I don’t know how often I race by these moments, but this time I paused and felt the spirit of life hold the four of us as we shared the stories of life and family, of hopes and disappointments. And I want to rest in that memory. Thanks for that time, those hands, that food, that evening of awareness and appreciation.  These moments in life are precious.

DRESS-UP

Sometimes we have to play dress-up. We have to pretend that we are more than we are. To fit into the social setting we find ourselves, we have to act a certain way. As children, we learn to fit it. We learn to deny parts of ourselves so that we can be accepted in the family, in the social group. It is an important social skill to play dress-up.

As adults, we also pay roles. Roles are the way we fit into jobs, into religious groups, into schools. We take on a function and then offer that function to the organization. If we are an administrative assistant, our role in the organization is to assist an administrator. Obviously we are more than that role, but the role is what we have to take in that setting. We dress for the role.

But, we also pay other roles. We are more than an administrative assistant.  We are the role we play in the office.  But we are also the role we play at home, or with our friends, or in the church, or in the PTA. We play dress-up here and there, trying to fit in and live the parts that others need us to live.

But there are other times when we must come from behind the cardboard cut-out and look in the mirror and see the deeper longings and needs that reside within us.  Our soul can't survive if it is swallowed in the clothes of other's expectations all the time. Our heart has to take off the mask and run free. Our spirit has to exercise it's muscles so that the truth of who we are doesn't get lost in all the trappings of playing roles.

So, I recommend that we organize our lives so that we have time to pray, or to mediate, or to rest with the deeper, quiet longings of the heart. I find that in centering prayer. I find it in walking. I find it in sitting on the deck, staring at the pond. Resting in the soul that was created by God, and which pleases God just as it is, provides me moments of peace. I hope you find your moments as well. 

 

WORRYWART

When I was growing up, it was said this way: "Don't be a worry wart!!".  Jesus said, "Don't worry about tomorrow. . . ."  And he said, "Don't worry about your life, what you shall eat or drink, . . . " My experience tells me that this is easier said than done. Worrying seems to be a natural part of our mortal existence in a changing world.

Adam Phillips, in his book "On Kissing, Tickling and Being Bored: Psychoanalytic Essays on the Unexamined Life" writes that the word "worry" comes from a word that means to kill by strangulation.  It referred to what a dog did when it caught it's prey. In some sense, that illumines the our experience of worry. We latch onto a thought or an idea and we try to consume it.  We try to take it apart so we can take it into our minds and digest it.

The word has come to mean not only what we do but what is done to us. We not only worry about things, but things worry us.
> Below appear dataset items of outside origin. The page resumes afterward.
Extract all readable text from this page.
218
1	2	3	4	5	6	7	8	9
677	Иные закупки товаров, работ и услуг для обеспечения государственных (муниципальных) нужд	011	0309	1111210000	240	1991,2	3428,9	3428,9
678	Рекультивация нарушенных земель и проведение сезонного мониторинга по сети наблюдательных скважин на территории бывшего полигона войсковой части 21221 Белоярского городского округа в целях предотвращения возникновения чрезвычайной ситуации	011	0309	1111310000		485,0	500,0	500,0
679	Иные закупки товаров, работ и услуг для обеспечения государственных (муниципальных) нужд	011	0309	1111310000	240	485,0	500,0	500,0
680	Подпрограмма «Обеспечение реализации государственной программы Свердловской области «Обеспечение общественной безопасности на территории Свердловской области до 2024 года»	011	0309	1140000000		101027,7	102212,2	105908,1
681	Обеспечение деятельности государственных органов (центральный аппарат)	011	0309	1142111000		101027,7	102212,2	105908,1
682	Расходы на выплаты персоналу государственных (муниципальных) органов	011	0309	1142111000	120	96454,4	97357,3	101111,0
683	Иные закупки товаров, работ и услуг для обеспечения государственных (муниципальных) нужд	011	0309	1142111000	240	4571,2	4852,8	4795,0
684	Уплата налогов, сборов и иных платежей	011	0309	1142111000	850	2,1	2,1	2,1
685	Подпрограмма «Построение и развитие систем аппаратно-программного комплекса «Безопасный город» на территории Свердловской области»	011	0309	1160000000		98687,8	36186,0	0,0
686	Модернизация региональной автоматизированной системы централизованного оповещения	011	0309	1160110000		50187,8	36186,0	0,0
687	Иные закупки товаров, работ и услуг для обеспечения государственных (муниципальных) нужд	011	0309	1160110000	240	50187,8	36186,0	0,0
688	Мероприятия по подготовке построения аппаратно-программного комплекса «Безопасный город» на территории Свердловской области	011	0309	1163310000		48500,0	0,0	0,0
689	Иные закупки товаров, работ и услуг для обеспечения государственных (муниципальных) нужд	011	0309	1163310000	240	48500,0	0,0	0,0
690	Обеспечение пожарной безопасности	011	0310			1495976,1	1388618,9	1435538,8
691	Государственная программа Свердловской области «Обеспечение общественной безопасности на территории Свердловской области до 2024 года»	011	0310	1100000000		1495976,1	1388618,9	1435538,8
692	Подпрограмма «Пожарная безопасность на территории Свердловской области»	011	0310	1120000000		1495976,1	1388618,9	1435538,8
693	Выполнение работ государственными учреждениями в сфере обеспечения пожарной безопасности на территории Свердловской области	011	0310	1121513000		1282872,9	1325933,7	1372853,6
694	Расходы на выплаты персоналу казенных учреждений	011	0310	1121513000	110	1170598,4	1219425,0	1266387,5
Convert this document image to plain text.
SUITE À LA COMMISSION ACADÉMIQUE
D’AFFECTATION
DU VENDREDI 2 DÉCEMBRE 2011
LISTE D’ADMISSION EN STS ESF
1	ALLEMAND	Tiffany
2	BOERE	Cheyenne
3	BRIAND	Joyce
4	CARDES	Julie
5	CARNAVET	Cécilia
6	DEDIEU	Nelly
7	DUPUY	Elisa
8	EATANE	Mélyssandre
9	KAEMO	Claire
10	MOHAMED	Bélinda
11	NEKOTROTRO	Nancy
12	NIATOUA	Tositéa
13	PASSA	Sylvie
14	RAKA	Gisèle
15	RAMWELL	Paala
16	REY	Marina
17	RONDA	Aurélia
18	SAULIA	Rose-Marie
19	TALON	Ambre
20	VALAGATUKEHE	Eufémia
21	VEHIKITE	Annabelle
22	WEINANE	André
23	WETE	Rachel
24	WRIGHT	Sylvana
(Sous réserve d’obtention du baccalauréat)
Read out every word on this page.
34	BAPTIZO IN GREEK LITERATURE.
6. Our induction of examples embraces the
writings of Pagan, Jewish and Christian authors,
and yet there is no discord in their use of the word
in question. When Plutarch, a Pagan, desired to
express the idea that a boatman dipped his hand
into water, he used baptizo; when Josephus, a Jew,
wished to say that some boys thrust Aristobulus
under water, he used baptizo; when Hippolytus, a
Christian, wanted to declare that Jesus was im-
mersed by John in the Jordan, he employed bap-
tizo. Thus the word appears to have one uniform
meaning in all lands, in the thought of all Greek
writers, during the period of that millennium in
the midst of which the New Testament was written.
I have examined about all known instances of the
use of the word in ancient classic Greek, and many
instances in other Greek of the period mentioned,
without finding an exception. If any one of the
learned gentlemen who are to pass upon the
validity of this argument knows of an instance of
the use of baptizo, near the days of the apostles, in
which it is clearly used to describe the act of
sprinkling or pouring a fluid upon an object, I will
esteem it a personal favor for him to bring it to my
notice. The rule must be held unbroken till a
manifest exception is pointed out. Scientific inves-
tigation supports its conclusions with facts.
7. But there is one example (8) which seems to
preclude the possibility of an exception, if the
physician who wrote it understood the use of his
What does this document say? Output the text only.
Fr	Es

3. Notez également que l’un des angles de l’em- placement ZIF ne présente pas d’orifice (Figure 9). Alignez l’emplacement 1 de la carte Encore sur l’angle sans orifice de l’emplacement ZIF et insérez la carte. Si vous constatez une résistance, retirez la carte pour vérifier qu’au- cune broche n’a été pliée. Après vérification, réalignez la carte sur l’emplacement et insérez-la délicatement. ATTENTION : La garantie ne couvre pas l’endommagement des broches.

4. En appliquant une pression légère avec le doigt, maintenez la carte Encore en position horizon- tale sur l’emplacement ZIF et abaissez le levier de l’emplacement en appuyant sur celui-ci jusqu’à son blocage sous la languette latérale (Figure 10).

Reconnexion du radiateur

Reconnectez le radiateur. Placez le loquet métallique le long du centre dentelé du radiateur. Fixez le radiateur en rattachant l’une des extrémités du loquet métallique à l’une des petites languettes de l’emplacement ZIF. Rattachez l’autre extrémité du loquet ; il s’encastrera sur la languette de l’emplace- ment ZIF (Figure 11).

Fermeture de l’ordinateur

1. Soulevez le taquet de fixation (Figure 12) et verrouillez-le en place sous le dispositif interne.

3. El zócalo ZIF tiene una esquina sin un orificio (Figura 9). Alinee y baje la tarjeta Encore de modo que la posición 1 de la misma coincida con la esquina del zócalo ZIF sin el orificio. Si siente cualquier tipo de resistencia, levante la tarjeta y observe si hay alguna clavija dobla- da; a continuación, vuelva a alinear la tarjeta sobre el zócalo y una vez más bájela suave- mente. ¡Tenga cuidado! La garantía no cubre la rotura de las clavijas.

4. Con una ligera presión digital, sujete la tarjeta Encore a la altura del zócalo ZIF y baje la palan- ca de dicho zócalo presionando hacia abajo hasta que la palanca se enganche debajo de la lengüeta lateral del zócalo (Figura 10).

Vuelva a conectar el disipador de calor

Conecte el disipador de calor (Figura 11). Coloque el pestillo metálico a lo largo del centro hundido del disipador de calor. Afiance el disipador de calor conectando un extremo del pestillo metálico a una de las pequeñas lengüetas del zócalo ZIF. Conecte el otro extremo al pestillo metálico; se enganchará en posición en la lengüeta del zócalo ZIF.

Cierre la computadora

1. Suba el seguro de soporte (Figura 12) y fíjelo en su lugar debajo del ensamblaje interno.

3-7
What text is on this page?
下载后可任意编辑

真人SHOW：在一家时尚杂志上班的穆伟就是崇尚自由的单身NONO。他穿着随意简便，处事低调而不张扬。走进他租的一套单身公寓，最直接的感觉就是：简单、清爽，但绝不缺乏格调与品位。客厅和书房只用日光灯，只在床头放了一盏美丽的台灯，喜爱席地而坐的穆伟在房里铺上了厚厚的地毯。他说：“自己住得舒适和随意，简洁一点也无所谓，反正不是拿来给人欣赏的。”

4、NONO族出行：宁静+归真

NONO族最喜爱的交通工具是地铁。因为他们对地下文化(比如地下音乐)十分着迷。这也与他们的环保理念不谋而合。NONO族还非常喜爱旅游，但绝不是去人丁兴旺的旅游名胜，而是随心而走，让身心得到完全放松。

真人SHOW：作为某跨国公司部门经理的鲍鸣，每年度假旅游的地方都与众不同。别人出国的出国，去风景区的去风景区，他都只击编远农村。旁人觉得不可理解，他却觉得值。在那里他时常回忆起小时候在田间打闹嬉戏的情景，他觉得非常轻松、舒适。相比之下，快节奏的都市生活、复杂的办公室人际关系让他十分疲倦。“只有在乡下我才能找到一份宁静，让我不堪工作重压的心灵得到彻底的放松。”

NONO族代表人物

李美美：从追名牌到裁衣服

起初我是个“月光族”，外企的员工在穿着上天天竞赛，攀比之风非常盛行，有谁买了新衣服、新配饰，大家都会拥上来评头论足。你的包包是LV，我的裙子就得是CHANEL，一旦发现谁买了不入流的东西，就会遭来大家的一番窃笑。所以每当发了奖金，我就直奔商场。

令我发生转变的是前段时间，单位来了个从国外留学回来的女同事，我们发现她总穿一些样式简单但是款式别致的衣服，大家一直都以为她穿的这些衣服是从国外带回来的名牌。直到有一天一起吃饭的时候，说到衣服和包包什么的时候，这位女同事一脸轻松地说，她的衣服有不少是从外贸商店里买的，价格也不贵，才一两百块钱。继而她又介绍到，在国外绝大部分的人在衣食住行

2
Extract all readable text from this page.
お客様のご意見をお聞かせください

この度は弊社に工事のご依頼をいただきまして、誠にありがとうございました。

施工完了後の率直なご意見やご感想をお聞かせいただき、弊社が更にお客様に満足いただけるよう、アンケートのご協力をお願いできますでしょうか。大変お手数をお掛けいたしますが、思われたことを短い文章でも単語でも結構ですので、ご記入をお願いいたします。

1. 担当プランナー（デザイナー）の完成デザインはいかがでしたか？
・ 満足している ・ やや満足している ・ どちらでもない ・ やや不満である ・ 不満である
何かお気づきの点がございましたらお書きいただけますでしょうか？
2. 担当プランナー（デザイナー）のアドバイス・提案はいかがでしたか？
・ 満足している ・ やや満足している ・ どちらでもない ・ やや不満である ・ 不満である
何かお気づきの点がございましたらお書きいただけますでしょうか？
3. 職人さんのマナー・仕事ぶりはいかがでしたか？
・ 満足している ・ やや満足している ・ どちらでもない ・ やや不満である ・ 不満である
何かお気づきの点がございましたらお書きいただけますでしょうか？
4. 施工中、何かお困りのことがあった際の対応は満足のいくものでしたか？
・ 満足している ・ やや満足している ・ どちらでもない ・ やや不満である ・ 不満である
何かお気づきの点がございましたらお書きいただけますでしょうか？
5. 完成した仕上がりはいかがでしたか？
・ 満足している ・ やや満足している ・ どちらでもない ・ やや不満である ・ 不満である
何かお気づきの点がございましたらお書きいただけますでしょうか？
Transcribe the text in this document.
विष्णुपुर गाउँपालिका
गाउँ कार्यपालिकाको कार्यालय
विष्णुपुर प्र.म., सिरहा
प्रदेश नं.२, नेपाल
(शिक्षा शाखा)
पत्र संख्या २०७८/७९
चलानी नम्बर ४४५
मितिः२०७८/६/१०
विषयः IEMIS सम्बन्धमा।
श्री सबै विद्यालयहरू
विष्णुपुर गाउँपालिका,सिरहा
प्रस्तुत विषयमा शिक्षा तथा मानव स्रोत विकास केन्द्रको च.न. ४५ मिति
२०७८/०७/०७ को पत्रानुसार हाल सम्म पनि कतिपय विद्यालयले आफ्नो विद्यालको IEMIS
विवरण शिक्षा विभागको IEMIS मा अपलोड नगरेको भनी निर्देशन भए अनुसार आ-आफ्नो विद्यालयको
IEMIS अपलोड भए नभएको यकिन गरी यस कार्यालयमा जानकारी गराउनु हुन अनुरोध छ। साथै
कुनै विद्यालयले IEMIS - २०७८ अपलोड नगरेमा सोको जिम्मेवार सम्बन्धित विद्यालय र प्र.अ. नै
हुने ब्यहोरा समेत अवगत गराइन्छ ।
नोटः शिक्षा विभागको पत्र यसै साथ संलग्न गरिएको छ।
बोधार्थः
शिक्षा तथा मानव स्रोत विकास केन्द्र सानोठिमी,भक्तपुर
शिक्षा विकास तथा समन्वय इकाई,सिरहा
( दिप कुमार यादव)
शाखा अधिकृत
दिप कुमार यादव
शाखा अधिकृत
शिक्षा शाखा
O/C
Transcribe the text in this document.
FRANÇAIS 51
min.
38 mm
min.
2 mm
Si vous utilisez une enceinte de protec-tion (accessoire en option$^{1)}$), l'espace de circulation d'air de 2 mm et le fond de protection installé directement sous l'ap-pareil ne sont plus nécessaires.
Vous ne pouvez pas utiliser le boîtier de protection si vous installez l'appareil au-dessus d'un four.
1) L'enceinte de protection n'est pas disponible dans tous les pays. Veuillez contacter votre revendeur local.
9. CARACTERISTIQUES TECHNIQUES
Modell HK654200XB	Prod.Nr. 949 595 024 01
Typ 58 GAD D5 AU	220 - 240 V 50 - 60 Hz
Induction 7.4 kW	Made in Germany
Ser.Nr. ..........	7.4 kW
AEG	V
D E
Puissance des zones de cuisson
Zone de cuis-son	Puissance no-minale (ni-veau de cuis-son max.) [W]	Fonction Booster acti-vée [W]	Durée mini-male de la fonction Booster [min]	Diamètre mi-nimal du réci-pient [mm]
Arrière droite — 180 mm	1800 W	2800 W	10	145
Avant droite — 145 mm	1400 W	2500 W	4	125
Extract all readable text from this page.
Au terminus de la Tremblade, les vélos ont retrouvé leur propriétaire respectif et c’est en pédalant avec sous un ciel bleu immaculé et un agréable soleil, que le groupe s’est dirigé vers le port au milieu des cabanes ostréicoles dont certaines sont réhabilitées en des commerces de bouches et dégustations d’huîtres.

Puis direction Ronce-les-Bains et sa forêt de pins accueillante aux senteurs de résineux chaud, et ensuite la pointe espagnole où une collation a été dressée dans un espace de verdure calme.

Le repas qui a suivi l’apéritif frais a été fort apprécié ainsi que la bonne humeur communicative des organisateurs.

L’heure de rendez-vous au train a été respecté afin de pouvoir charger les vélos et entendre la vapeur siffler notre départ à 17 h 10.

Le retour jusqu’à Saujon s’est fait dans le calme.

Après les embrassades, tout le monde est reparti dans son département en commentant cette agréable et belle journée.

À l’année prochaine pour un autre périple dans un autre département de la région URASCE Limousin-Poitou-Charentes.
It is as if we are trying to simplify something enough that we can digest it and integrate it into our life, or that we are overcome by something and trying to take it apart to make sense of it.

I have never figured out how to not worry. When things happen that cause me to wonder about myself and my future, I have to spend time thinking about it. I envy those who have "worry beads" because it seems that at least the fingering of the beads gives a sense of order and sequence to thoughts that are more generally chaotic and disorganized.

So, I don't advise people not to worry. That is almost like telling people not to breathe. But, I do suggest that the unknown future and the feelings of fear that they evoke are worth pondering. I think it is human to engage in "soulful wrestling" with the principalities and powers that seem to live within us and around us. And it seems to me that this is what prayer is: soulful wrestling.

But, there needs to be margins around our worrying, our pondering. There needs to be times when we move forward in our living, not swallowed by our worries. To be consumed by worry sucks energy from living our lives and loving that which around us. Take time to pray or ponder but don't let it steal all your energy for living.